Older men participating in the Osteoporotic Fractures in Men Study (MrOS) were recruited for a comprehensive sleep assessment, which included wrist actigraphy, overnight polysomnography (PSG), and a question about usual nocturnal sleep duration.
Of the 3134 participants (mean age 76.4 ± 5.6; 89.9% Caucasian), 1888 (60.2%) reported sleeping 7-8 h (normal sleepers) and 174 (5.6%) reported ≥ 9 h (long sleepers).

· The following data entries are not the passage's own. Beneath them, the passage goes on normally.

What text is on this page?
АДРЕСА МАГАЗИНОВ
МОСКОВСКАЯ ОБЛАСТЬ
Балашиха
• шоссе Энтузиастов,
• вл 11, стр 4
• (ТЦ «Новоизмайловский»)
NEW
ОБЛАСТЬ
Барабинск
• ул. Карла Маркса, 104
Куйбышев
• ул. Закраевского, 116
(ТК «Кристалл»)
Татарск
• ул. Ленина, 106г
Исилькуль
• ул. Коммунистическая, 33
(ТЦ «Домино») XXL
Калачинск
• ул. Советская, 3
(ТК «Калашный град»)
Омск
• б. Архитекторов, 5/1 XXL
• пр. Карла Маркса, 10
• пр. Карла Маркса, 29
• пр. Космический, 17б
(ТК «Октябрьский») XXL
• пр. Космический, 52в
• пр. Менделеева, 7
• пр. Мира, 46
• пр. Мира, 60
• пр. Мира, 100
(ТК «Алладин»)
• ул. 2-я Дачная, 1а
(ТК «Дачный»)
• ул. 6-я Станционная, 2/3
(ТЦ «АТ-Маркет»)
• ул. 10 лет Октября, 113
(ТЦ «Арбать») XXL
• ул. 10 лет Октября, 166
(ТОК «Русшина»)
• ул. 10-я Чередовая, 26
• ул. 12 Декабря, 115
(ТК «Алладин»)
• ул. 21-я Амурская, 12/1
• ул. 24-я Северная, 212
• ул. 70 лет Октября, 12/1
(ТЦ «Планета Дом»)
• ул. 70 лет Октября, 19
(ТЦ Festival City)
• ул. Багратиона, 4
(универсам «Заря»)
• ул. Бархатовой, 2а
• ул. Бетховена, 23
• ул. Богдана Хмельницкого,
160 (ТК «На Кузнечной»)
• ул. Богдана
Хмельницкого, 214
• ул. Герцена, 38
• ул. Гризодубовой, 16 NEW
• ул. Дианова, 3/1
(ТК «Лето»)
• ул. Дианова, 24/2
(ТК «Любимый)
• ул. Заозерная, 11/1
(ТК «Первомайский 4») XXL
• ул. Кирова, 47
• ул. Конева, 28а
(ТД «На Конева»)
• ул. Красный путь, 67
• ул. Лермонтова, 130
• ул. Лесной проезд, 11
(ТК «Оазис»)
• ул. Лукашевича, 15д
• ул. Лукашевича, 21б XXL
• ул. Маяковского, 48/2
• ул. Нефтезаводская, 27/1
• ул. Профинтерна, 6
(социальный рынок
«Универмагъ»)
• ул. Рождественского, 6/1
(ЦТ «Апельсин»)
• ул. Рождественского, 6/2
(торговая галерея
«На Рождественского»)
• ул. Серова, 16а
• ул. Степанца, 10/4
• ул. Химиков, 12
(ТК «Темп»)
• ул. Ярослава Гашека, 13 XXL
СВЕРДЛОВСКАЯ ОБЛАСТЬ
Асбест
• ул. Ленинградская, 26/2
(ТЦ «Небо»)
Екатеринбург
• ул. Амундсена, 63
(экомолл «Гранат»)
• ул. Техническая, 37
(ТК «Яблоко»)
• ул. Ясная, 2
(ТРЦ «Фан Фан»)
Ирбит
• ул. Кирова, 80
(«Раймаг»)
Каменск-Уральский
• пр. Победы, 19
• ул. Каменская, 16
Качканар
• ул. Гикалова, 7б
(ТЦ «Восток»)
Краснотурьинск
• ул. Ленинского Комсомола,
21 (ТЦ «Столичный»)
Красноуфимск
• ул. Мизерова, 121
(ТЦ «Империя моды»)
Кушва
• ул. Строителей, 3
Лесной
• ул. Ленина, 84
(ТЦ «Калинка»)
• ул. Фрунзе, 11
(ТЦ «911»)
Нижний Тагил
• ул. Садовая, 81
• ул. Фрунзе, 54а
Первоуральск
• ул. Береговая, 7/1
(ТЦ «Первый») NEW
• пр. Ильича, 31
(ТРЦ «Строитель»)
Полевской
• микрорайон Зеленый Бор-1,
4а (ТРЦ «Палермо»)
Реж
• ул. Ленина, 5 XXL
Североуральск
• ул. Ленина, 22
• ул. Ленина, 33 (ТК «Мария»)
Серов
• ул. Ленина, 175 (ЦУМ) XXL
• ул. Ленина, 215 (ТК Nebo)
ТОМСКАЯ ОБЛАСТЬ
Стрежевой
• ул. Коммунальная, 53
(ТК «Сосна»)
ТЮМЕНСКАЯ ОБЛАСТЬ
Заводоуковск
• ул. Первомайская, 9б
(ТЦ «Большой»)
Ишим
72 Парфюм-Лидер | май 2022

On actigraphy, long sleepers spent on average 63.0 min more per night in bed (P < 0.001), slept 42.8 min longer (P < 0.001), and spent 6.8 min more per day napping (P = 0.01). Based on PSG, the apnea hypopnea index, periodic limb movement index, arousal index, and sleep stage distribution did not differ. After adjusting for differences in demographics, comorbidities, and medication usage, self-reported long sleepers continued to spend more time in bed and sleep more, based on both actigraphy and PSG. Each additional 30 min in bed or asleep as measured by actigraphy increased the odds of being a self-reported long-sleeper 1.74-fold and 1.33-fold, respectively (P < 0.001 for both).
On objective assessment, self-reported long sleepers spend more time in bed and more time asleep than normal duration sleepers. This is not explained by differences in comorbidity or sleep disorders.
Patel SR; Blackwell T; Ancoli-Israel S; Stone KL. Sleep characteristics of self-reported long sleepers. SLEEP 2012;35(5):641-648.